I log in and out of Facebook at the same speed a frightened kid runs down into the basement to grab something and runs back up.
My kid started doing this annoying preteen whiny voice and now I can turn my head all the way around like the exorcist.
I wonder how many mini Reese’s cups I can fit in each cheek before my facial recognition stops working?

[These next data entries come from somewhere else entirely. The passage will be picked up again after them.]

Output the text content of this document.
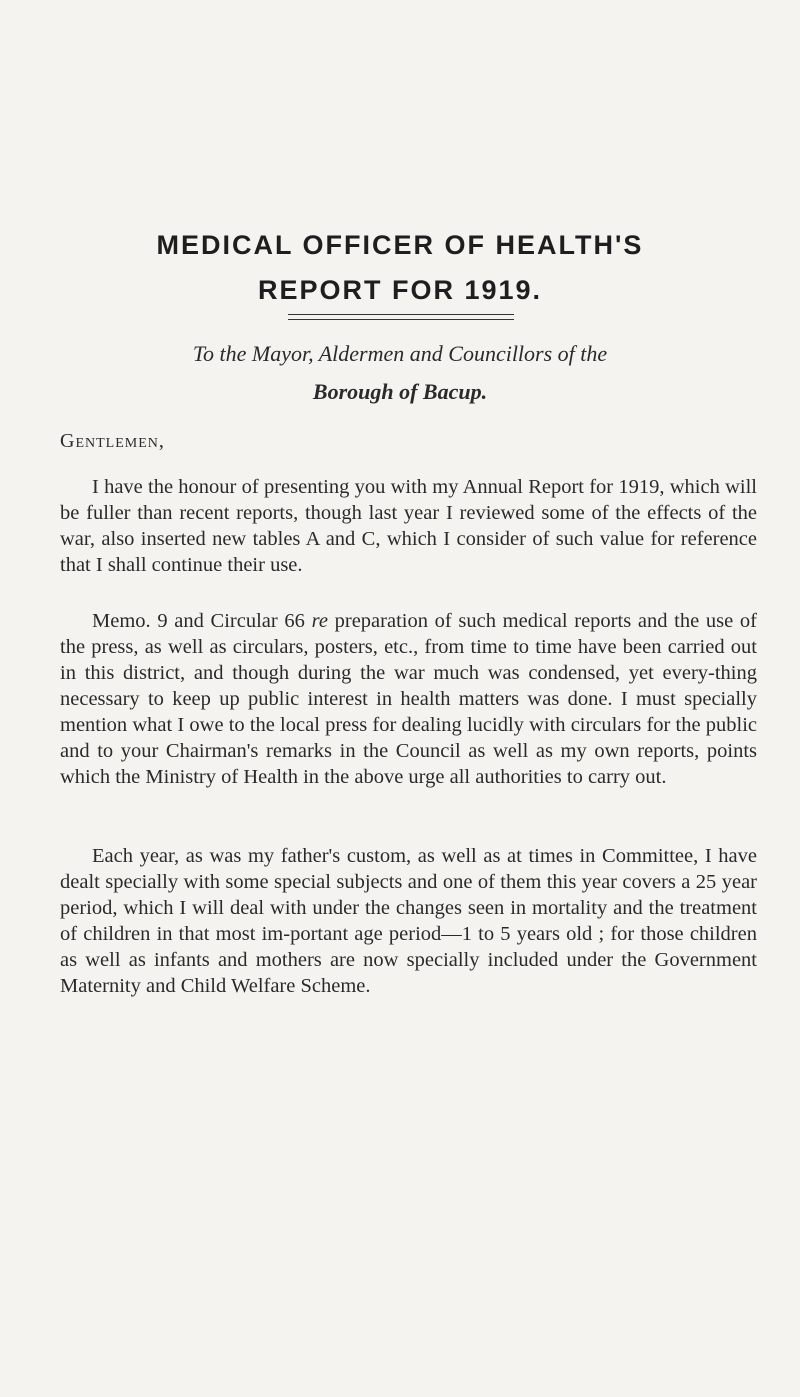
MEDICAL OFFICER OF HEALTH'S
REPORT FOR 1919.

To the Mayor, Aldermen and Councillors of the

Borough of Bacup.

Gentlemen,

I have the honour of presenting you with my Annual Report for 1919, which will be fuller than recent reports, though last year I reviewed some of the effects of the war, also inserted new tables A and C, which I consider of such value for reference that I shall continue their use.

Memo. 9 and Circular 66 re preparation of such medical reports and the use of the press, as well as circulars, posters, etc., from time to time have been carried out in this district, and though during the war much was condensed, yet every-thing necessary to keep up public interest in health matters was done. I must specially mention what I owe to the local press for dealing lucidly with circulars for the public and to your Chairman's remarks in the Council as well as my own reports, points which the Ministry of Health in the above urge all authorities to carry out.

Each year, as was my father's custom, as well as at times in Committee, I have dealt specially with some special subjects and one of them this year covers a 25 year period, which I will deal with under the changes seen in mortality and the treatment of children in that most im-portant age period—1 to 5 years old ; for those children as well as infants and mothers are now specially included under the Government Maternity and Child Welfare Scheme.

Cop: I have bad news. It’s your son. You need to come down to the mortuary
Mom: But…how?
Cop: Maybe get a cab?
It’s always funny when the flight attendant says “we know you have a choice of airlines” as if free will exists.
Me: am I pretty?
Cat: I mean compared to what?
Me: never mind
My toxic trait is opening a message, then replying 10 years later when you’ve forgotten who I am
Don’t invite me over unless you are trying to secretly transfer a possessed artifact to me.
I let an AT&T Customer Service Representative call me Brenda for a half hour because I was too embarrassed to correct him
I don’t worry that I’ll turn into my mother because I’ve already turned into my grandmother.
I only tell jokes so someone will explain them to me.
*weigh myself*
Hmmmm…
*weigh myself on different scales and am two pounds lighter*
Ah these are more accurate…
Woke up naked in my neighbor’s boat again. I’ve got to stop watching titanic when I’m drinking.
Stay vigilante (if you see something, stab something)
#Caturday
Pretty rude to eat a salad in front of your houseplants
Half a league, half a league, half a league onward…
Justice League, confused: So like, which half?
Aquaman: *stares into the valley of death*
Y’know what? I’ll sit this one out.
Here’s another great thing about hot tubs [pulls out a bowl of fully cooked ramen from under the water]
🙁
How can I say no to this ?
Old superstition:
When wife laughs at your jokes:
It means you have guests in the house.
Therapist: And how do we respond when our horrible family member says something rude?
Me: You put the Ho in holidays
Therapist: No
Little known fact: Arizona’s state flower is pavement.